Globally, 40 million women deliver their babies at home every year and many more face formidable economic, cultural, and geographical barriers to accessing good-quality maternity health care. Many of these women live in low-income regions and rural populations in Africa and south Asia and endure high levels of malnutrition, especially a lack of micronutrients and protein, malaria, anaemia, and worm infestations that combined with the immunosuppressive effect of pregnancy or HIV infection might increase their vulnerability to sepsis. In the USA, chorioamnionitis affects 9% of pregnancies, but the burden of placental infection is much higher in Africa and Asia.3, 4 We agree with Caroline Crowther and Julie Brown that a paucity of evidence exists for the effect of dexamethasone on maternal infection, anywhere, and a complete absence of evidence exists in low-income settings. Health-care workers need to be sure, however, that antenatal corticosteroids do not exacerbate the severity, or the dissemination, of maternal infections in these communities.
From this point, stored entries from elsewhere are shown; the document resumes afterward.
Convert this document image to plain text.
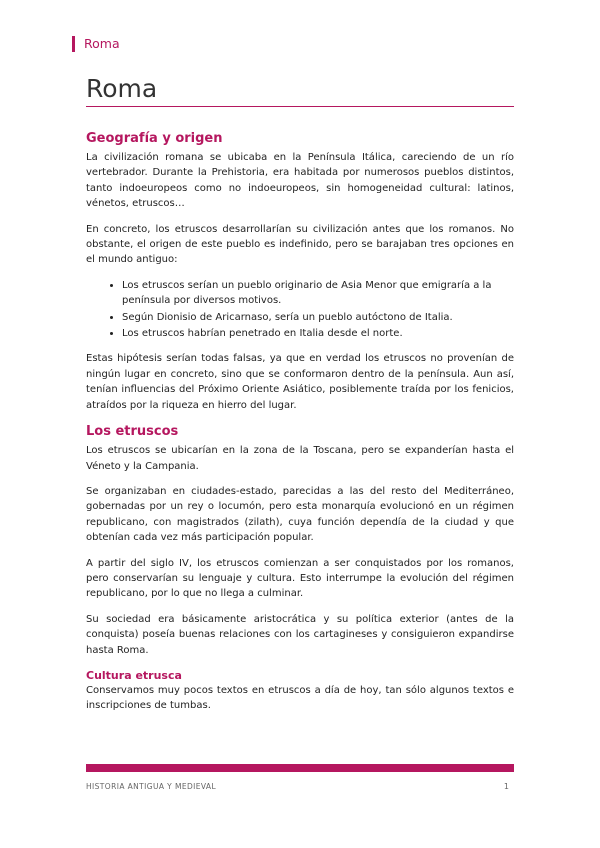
Roma
Roma
Geografía y origen

La civilización romana se ubicaba en la Península Itálica, careciendo de un río vertebrador. Durante la Prehistoria, era habitada por numerosos pueblos distintos, tanto indoeuropeos como no indoeuropeos, sin homogeneidad cultural: latinos, vénetos, etruscos…

En concreto, los etruscos desarrollarían su civilización antes que los romanos. No obstante, el origen de este pueblo es indefinido, pero se barajaban tres opciones en el mundo antiguo:

• Los etruscos serían un pueblo originario de Asia Menor que emigraría a la península por diversos motivos.
• Según Dionisio de Aricarnaso, sería un pueblo autóctono de Italia.
• Los etruscos habrían penetrado en Italia desde el norte.

Estas hipótesis serían todas falsas, ya que en verdad los etruscos no provenían de ningún lugar en concreto, sino que se conformaron dentro de la península. Aun así, tenían influencias del Próximo Oriente Asiático, posiblemente traída por los fenicios, atraídos por la riqueza en hierro del lugar.

Los etruscos

Los etruscos se ubicarían en la zona de la Toscana, pero se expanderían hasta el Véneto y la Campania.

Se organizaban en ciudades-estado, parecidas a las del resto del Mediterráneo, gobernadas por un rey o locumón, pero esta monarquía evolucionó en un régimen republicano, con magistrados (zilath), cuya función dependía de la ciudad y que obtenían cada vez más participación popular.

A partir del siglo IV, los etruscos comienzan a ser conquistados por los romanos, pero conservarían su lenguaje y cultura. Esto interrumpe la evolución del régimen republicano, por lo que no llega a culminar.

Su sociedad era básicamente aristocrática y su política exterior (antes de la conquista) poseía buenas relaciones con los cartagineses y consiguieron expandirse hasta Roma.

Cultura etrusca

Conservamos muy pocos textos en etruscos a día de hoy, tan sólo algunos textos e inscripciones de tumbas.

HISTORIA ANTIGUA Y MEDIEVAL	1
Stephen Kaliti suggests that, “antenatal corticosteroids are likely to have a greater effect in the absence of level 2 care, not a lesser effect”, but the evidence to support this statement is weak. Any policy to extend antenatal corticosteroid delivery to mothers through community health-care workers in regions where access to good-quality specialised care is not available (and where the assessment of gestational age and duration of pregnancy is often unreliable) should be on the basis of randomised community effectiveness trials. The risks and benefits can then be measured in the same way that those of dietary vitamin A, chlorhexidine, and zinc supplementation have been assessed in populations in low-income regions.5, 6 We urge funders to support these studies.